De fait selon l’agence Iran qui cite le commandant de la défense aérienne iranienne, les frappes israéliennes ont été en partie interceptées dans les provinces d’Ilam et du Khuzestan. L’Iran, faut-il le préciser, en plus de ses intercepteurs s’est doté récemment de systèmes de défense aérien S-400 russe.
- Le Pakistan, la Syrie, l’Arabie Saoudite et le Qatar condamnent l’acte d’Israël
On peut d’ores et déjà affirmer qu’Israël a limité sa promesse de vengeance, puisque Tsahal n’a ni visé les sites pétrolières ni nucléaires.

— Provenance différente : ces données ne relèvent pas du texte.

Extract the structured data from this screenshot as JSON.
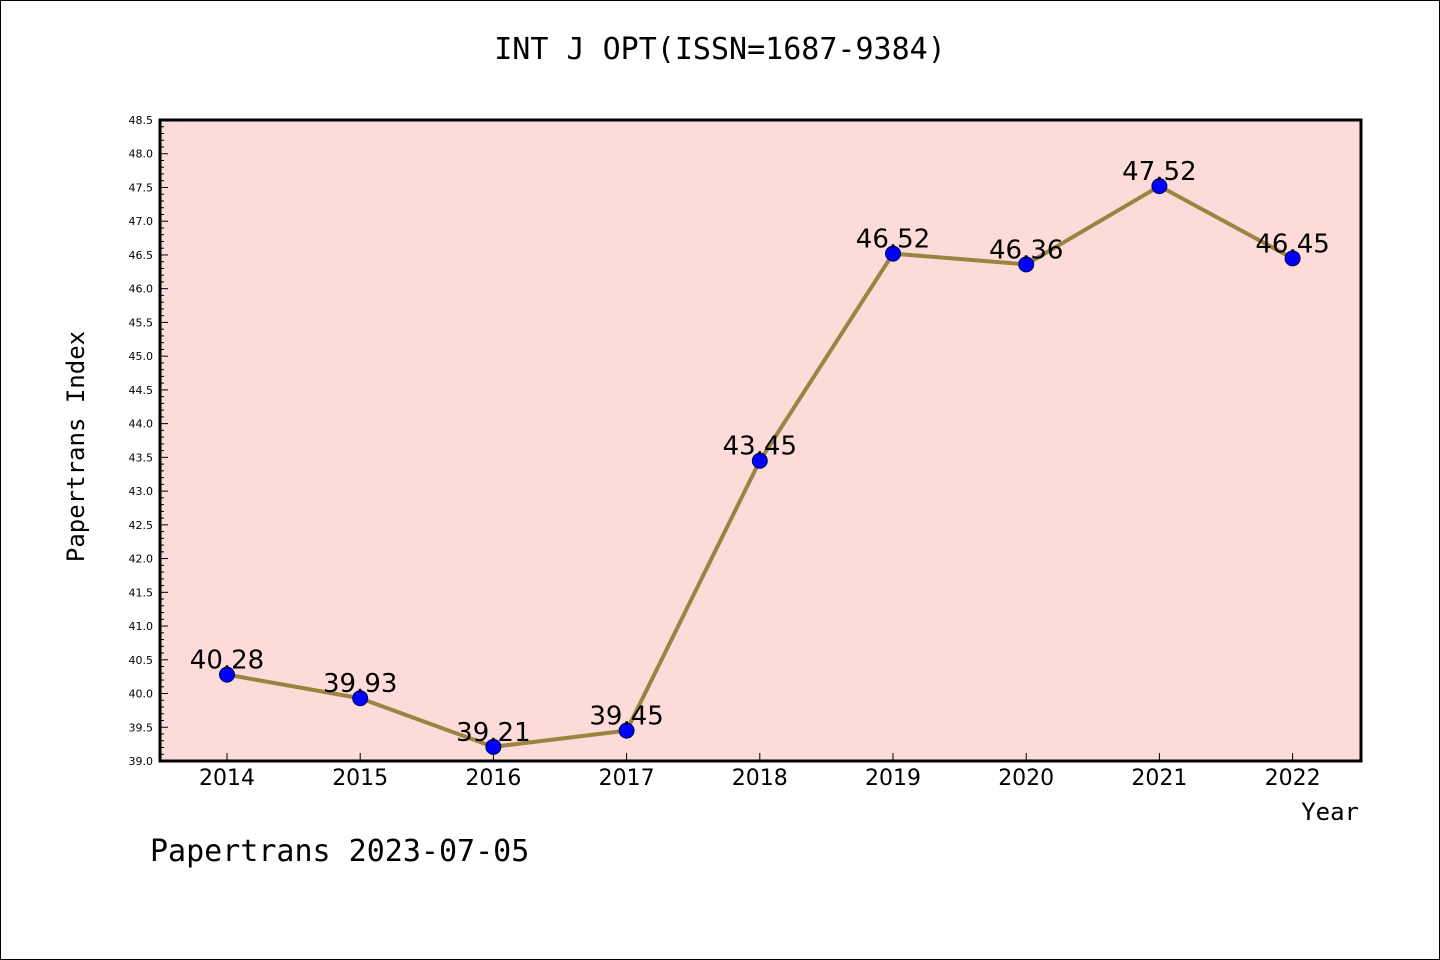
{
  "title": "INT J OPT(ISSN=1687-9384)",
  "footer": "Papertrans 2023-07-05",
  "chart_data": {
    "type": "line",
    "title": "INT J OPT(ISSN=1687-9384)",
    "xlabel": "Year",
    "ylabel": "Papertrans Index",
    "categories": [
      "2014",
      "2015",
      "2016",
      "2017",
      "2018",
      "2019",
      "2020",
      "2021",
      "2022"
    ],
    "values": [
      40.28,
      39.93,
      39.21,
      39.45,
      43.45,
      46.52,
      46.36,
      47.52,
      46.45
    ],
    "data_labels": [
      "40.28",
      "39.93",
      "39.21",
      "39.45",
      "43.45",
      "46.52",
      "46.36",
      "47.52",
      "46.45"
    ],
    "ylim": [
      39.0,
      48.5
    ],
    "yticks": [
      "39.0",
      "39.5",
      "40.0",
      "40.5",
      "41.0",
      "41.5",
      "42.0",
      "42.5",
      "43.0",
      "43.5",
      "44.0",
      "44.5",
      "45.0",
      "45.5",
      "46.0",
      "46.5",
      "47.0",
      "47.5",
      "48.0",
      "48.5"
    ],
    "grid": false,
    "colors": {
      "plot_background": "#fddbd9",
      "line": "#9b8441",
      "marker": "#0000ff"
    }
  }
}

Toute chose qui aurait complexifié le conflit entre ces deux puissances militaires. Quelques heures seulement après ces frappes, l’aviation civile iranienne a reprise du service. Preuve que tout est rentré aussitôt dans l’ordre.
Alors que l’Iran réaffirme son droit de riposte selon le droit international. Dans la foulée, le Pakistan,le Qatar, l’Arabie Saoudite et la Syrie ont condamné l’agression israélienne. Tandis-que de son côté les Etats-Unis qui fournissent les armes de guerre à Israélien a appelé l’Iran à «cesser d’attaquer Israël».